Die Debüt-LP war allerdings auch gleich Syd Barrett’s Abgang. Denn hatte noch Roger Waters im ersten großen Interview der Band betont: „Wir sind keine (musikalischen) Anarchisten“, so zeigte Syd Barre tt in der Folge einen deutlichen Trend dorthin. Der Gitarrist schluckte offenbar alles, was ihm in die Finger kam und Halluzinationen versprach. Binnen eines Jahres schien er psychologisch so daneben, daß die Zusammenarbeit mit ihm untragbar wurde, woraufhin man zum ersten Mal richtig bemerkte, daß Pink Floyd anscheinend auch ohne Barrett zu Großem imstande waren. Barrett wurde gegen Dave Gilmour ausgetauscht und wurde später zur Legende.

Enge Fans gründeten eine „Syd Barrett Appreciation Society“, die das monatliche Info „Terrapin“ (benannt nach einem Barrett-Song) herausgab. Bedeutsame Gerüchte sprachen davon, Barrett lebe vorzugsweise in einem Keller in Cambridge, und Dave Gilmour ließ vernehmen: „Er ist einer der drei oder vier Großen, neben Bob Dylan“. Solches haben Barretts Soloalben „The Madcap Laughs“ („Der Hofnarr lacht“) und „Barrett“ trotz ihrer Verspielt- und Versponnenheit nicht bewiesen, obgleich beide Platten Freunden von „The Piper“ Freude bereitet haben. Letztmals im Studio sah man Barrett anläßlich der Aufnahmen zu „Wish You Were Here“, wo im Titelsong die Rede von ihm ist: „Shine on, you crazy diamond“. Angeblich tauchte Barrett dabei unvorbereitet auf und versicherte, er sei bereit, seinen Teil beizutragen. . .

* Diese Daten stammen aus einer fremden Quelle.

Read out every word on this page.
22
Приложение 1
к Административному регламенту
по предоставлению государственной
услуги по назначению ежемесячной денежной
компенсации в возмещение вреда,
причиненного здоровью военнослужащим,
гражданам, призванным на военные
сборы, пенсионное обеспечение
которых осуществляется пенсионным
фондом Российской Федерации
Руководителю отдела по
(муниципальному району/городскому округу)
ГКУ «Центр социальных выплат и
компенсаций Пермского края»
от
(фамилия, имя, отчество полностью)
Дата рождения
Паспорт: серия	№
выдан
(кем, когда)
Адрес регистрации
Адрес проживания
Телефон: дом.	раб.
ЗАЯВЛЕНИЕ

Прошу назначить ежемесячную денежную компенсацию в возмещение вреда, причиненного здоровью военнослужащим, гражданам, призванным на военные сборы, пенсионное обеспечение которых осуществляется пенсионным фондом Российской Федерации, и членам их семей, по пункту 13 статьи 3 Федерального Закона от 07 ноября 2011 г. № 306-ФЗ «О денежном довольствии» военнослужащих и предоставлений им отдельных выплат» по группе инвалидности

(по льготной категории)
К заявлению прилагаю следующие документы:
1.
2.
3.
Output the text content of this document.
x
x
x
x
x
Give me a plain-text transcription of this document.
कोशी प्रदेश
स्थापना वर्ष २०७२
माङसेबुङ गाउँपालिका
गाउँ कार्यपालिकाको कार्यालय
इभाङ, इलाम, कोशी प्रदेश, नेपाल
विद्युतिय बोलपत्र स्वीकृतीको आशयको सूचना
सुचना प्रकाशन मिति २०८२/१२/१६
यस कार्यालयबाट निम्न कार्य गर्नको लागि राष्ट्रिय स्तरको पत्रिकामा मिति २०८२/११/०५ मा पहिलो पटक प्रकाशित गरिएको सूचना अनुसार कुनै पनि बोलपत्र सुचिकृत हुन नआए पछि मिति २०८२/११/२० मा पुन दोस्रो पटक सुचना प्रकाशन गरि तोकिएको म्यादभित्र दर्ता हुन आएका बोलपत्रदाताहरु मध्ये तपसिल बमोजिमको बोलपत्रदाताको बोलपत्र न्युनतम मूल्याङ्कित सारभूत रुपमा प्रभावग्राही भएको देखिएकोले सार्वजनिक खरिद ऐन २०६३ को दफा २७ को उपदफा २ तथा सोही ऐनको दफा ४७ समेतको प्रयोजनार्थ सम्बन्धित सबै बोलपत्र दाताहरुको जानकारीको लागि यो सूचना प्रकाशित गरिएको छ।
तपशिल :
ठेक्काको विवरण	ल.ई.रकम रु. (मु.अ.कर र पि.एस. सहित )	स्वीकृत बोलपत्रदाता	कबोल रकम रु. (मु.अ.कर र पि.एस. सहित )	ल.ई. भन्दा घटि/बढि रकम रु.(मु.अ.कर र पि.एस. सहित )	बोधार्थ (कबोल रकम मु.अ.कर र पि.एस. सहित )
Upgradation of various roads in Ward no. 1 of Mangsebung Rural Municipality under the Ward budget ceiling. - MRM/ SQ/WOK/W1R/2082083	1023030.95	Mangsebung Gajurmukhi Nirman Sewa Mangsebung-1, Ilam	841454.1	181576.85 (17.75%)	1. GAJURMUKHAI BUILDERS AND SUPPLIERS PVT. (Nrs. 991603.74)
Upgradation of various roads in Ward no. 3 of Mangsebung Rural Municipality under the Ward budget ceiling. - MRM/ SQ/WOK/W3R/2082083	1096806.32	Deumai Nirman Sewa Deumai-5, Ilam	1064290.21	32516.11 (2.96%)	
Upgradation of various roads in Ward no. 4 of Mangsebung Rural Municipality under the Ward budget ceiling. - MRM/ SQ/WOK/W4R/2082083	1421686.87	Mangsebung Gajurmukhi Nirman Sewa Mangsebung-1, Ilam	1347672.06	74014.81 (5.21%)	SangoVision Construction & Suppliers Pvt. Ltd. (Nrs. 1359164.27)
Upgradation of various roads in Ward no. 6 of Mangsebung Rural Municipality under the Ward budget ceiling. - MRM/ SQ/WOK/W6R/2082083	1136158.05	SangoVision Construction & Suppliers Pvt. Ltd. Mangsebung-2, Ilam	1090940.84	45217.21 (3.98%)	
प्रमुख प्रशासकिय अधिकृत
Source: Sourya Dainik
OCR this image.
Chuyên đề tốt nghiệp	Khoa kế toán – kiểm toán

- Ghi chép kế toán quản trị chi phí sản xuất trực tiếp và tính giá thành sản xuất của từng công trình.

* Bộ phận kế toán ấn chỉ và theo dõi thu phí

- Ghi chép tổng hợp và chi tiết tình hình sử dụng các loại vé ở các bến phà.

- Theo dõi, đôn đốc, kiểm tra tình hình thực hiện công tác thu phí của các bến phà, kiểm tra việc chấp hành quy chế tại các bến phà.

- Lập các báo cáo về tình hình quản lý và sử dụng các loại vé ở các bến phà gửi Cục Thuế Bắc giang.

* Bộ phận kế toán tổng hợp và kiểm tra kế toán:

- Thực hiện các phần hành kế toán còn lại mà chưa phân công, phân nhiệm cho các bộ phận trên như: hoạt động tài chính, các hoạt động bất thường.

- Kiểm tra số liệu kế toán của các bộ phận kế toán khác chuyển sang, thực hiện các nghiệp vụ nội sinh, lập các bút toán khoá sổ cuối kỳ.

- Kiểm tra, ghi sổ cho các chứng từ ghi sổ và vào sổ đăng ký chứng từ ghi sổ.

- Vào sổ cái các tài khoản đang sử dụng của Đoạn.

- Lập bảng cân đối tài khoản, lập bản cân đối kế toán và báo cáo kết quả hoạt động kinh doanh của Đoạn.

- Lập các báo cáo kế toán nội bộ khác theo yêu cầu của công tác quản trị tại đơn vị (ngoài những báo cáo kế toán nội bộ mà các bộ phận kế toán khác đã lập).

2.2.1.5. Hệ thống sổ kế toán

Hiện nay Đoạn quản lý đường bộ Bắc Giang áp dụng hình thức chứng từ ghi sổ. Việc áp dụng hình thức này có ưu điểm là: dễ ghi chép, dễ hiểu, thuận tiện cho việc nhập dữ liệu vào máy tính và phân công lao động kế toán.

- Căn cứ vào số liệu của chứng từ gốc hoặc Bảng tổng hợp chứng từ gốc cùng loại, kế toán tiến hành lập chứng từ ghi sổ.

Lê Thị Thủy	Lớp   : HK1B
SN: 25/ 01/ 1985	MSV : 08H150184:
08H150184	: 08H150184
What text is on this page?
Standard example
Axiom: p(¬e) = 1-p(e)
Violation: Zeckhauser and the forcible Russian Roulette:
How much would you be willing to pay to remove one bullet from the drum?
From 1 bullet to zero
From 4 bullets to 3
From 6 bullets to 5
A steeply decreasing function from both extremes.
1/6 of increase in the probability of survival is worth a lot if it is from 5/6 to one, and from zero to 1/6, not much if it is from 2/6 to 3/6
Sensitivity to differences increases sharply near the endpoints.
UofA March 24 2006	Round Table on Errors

Nach Syd Barrett’s Abgang am 6. April 1968 gab man der übrigen Pink Floyd wenig Chancen. Doch mit dem Album „A Saucerful Of Secrets“ fanden die Floyds nicht bloß weite Anerkennung, sondern spielten damit zugleich ihr archetypisches Album ein, dessen einzelne Songs überhaupt erst die spätere Berühmtheit begründeten. Und erst jetzt nahmen wir Barrett’s Kollegen richtig wahr: Roger Waters, geboren am 6. 9. 44 in Great Bookham, Bassist, war schon vorher gelegentlich als Sprecher der Floyds aufgefallen und entwickelte sich nun zum neben Gilmour wichtigen Sänger und überhaupt zum Chef in allen Belangen. Richard ,Rick‘ Wright (28. 7. 45 in London), der Organist, und Drummer Nick Mason (27. 1. 45 in Birmingham) dagegen hatten bislang wenig Aufhebens von sich gemacht, obwohl – bei näherem Hinhören – schon das erste Floyd-Album erheblich auf Wright’s Zutaten aufgebaut war. Schließlich David Gilmour (6. 3. 44 in Cambridge), der neue Gitarrist, der mit Rick Wüls (später Small Faces II) und Willie Wilson (später Sutherland Brothers & Quiver) herumgedudelt hatte und die Bürde, Barrett’s Nachfolger zu sein, ganz gut ertrug.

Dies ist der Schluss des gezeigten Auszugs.